Periodic Reporting for period 3 - SACCRED (Structured ACCREtion Disks: initial conditions for planet formation in the time domain)
Berichtszeitraum: 2020-07-01 bis 2021-12-31
Rings also appeared in our hydrodynamic simulations of circumstellar disks. Our modeling revealed the inward motion of these rings, raising the possibility to give a new type of explanation for the origin of protostellar outbursts (Fig. 3). Measuring the time scales of brightening and fading of young stars may reveal a lot about the circumstellar structure and the physics of the eruptions. We are monitoring many FU Orionis-type stars to determine these parameters, and were among the first ones to realize that the accretion of mass onto the protostar V346 Nor temporarily stopped for a short time a few years ago, posing difficult questions to outburst theories. We studied the effect of accretion outbursts on the disk from chemical and mineralogical points of view. We participated in a numerical modeling to predict what chemical reactions are triggered by the outburst heat and on what time scale the disk returns to the quiescent equilibrium. We combined observations with model simulations to follow up a previous result of our group, where we witnessed the crystallization of amorphous dust particles during the outburst of EX Lup. Now we could demonstrate that the fresh crystals were transported outward where they could reach the cold part of the circumstellar disk. We speculate that some crystals might be mixed with ice and form comets, a hypothesis that we will verify with our upcoming observations using the recently launched James Webb Space Telescope.
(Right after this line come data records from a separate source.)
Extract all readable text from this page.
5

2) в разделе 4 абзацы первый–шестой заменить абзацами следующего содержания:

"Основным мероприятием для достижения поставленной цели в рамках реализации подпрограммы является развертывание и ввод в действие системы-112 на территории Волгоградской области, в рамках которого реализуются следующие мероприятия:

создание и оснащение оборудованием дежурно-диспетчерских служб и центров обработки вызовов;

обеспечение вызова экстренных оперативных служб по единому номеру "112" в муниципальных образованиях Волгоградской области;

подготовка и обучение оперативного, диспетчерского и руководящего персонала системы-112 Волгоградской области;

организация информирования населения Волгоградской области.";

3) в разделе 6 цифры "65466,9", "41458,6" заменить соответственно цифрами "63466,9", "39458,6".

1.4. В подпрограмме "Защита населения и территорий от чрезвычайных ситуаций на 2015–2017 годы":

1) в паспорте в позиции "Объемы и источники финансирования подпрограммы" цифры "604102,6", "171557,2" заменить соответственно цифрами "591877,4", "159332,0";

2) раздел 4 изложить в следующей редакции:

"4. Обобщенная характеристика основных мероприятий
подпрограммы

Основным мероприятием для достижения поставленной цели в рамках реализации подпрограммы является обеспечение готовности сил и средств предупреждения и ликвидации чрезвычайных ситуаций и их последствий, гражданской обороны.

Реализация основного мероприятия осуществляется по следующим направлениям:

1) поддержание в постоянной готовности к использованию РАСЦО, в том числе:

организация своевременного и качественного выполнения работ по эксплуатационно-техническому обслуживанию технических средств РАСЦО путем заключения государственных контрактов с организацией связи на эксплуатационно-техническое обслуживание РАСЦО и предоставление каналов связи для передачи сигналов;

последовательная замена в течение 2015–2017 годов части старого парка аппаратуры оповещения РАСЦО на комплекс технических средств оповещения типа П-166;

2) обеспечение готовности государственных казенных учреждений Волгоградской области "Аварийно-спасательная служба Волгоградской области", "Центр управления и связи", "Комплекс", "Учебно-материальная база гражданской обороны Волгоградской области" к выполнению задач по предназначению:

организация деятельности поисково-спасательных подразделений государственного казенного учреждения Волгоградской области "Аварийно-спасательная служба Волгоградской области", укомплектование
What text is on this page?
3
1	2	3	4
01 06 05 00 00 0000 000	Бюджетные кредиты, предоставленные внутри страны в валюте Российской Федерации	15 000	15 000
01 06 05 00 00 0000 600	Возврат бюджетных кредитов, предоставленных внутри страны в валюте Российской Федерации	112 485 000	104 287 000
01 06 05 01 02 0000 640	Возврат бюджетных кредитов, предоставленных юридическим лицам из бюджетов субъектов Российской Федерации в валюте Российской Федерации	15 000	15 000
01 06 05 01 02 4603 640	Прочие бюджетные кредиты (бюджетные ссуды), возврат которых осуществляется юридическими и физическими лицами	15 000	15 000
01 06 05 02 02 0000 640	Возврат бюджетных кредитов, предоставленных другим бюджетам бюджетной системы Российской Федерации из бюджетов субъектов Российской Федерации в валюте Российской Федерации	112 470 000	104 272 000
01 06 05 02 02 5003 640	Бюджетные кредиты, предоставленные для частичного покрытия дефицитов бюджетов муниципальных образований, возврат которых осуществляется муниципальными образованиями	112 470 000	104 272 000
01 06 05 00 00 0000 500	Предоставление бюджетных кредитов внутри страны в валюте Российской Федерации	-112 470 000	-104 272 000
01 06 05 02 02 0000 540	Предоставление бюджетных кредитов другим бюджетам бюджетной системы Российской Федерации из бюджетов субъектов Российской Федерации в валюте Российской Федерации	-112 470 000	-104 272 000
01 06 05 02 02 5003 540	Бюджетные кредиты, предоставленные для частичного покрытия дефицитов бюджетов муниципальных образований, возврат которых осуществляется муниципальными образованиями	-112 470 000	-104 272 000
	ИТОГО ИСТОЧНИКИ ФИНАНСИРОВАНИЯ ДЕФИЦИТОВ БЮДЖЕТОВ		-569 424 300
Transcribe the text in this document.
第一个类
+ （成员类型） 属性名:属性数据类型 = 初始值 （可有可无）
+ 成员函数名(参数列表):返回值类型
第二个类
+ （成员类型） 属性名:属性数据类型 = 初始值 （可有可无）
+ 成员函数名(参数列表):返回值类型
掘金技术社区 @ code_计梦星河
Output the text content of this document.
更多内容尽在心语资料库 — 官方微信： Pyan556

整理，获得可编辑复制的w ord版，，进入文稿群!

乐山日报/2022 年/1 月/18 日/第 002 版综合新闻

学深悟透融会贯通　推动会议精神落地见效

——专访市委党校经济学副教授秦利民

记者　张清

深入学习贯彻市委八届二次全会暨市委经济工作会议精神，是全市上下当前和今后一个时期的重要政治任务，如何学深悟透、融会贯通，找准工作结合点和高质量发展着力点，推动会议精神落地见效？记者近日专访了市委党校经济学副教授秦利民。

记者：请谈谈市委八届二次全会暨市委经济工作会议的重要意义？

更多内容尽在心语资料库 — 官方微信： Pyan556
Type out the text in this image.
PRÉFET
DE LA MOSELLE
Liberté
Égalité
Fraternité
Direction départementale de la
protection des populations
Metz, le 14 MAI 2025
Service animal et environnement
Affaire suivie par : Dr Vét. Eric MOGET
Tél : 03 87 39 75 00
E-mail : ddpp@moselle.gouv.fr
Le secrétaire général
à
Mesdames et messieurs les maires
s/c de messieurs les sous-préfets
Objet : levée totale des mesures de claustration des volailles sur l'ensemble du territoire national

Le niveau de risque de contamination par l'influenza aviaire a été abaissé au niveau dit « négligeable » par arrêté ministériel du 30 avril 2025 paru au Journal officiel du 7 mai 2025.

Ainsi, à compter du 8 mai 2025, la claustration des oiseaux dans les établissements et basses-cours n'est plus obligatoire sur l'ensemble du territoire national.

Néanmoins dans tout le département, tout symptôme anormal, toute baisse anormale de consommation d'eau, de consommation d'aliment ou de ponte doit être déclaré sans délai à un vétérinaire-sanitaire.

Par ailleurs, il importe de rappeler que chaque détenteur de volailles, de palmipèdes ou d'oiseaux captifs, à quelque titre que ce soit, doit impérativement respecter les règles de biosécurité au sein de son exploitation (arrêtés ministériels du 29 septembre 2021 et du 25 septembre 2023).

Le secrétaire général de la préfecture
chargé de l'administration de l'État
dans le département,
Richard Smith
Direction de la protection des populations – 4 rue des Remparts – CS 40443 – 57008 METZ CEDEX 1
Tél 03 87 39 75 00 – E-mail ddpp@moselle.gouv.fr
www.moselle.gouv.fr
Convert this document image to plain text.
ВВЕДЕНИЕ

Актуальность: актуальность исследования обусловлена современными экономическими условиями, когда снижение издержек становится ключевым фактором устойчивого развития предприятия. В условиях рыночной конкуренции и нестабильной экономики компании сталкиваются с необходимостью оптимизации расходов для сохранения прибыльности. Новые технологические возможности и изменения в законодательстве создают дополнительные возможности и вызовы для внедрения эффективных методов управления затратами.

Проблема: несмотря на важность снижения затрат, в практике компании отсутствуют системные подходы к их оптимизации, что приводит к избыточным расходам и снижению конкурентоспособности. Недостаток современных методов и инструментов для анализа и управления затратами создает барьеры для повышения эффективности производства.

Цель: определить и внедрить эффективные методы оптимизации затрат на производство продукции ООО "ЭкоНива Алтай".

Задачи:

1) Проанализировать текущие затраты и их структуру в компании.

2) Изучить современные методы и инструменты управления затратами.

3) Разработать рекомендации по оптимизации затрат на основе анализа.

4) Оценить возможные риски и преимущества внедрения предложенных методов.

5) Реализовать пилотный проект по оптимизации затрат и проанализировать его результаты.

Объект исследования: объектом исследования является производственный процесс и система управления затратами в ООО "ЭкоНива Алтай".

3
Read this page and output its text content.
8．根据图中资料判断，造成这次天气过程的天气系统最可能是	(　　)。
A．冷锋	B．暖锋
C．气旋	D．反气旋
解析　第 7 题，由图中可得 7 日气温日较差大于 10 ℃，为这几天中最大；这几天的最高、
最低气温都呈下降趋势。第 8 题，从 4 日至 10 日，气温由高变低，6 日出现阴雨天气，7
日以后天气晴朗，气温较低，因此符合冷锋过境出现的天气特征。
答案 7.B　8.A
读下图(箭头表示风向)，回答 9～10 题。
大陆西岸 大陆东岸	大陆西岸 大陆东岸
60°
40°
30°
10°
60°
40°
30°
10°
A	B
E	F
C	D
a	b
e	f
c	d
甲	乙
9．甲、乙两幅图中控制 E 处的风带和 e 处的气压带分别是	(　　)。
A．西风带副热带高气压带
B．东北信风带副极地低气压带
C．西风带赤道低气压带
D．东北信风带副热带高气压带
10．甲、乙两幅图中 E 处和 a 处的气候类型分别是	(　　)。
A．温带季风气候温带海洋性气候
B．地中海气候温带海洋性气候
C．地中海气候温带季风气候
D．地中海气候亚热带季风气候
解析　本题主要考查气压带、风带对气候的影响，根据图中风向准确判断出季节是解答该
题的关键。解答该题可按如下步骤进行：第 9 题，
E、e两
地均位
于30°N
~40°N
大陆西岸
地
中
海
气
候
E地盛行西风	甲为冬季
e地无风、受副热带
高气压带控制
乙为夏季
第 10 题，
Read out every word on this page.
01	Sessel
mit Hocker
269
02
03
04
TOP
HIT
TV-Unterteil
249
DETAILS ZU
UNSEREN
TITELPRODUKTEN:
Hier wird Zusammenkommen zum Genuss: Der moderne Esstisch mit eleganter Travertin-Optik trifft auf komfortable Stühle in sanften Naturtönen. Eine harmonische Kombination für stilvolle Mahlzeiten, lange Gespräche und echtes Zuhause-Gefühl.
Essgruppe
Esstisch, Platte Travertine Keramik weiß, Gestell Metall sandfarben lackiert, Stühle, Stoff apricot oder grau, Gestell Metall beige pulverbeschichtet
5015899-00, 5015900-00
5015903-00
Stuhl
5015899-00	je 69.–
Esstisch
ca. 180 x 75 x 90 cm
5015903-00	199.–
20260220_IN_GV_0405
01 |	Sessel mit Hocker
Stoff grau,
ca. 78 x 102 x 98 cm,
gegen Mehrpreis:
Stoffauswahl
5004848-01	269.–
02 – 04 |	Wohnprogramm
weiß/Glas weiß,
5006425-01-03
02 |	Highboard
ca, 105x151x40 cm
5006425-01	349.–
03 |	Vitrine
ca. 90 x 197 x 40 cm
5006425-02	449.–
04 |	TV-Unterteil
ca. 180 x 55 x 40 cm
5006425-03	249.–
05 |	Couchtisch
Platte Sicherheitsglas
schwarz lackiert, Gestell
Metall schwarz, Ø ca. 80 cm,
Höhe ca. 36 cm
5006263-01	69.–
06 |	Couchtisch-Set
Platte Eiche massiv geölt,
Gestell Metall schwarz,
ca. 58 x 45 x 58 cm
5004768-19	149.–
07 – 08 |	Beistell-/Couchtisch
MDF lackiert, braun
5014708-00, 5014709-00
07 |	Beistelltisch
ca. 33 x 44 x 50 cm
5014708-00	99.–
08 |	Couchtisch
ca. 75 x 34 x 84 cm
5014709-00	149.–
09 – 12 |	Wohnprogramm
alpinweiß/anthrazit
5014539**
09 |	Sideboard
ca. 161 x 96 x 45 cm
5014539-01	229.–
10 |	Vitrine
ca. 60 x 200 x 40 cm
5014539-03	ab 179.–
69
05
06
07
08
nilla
Based on the results we already achieved, our ongoing projects, and the new ideas we are discussing, my group members and I are enthusiastic about obtaining a significantly clearer picture of the eruptive phenomenon, and make important steps toward defining a new paradigm for it. With the collection of more and more data on the disk structure of both eruptive and non-eruptive young stars, we will try to collect proofs whether eruptive objects follow an extreme evolutionary track or they represent an obligatory period that all young stars need to go through. By the end of the project we will gain more knowledge on the impact of outbursts on the planet forming region, and make a suggestion if eruptions should be taken into account when setting the initial conditions for planet formation models. Our ongoing theoretical study is expected to contribute to the field by proposing a new instability mechanism leading to outbursts, based on a more realistic treatment of disk structure and molecular opacities of the disk material, related to the presence of water molecules. Thus, the expected outcome of the ERC project is a conclusive demonstration of the ubiquity and profound impact of episodic accretion on disk structure, providing the initial physical conditions for disk evolution and planet formation models.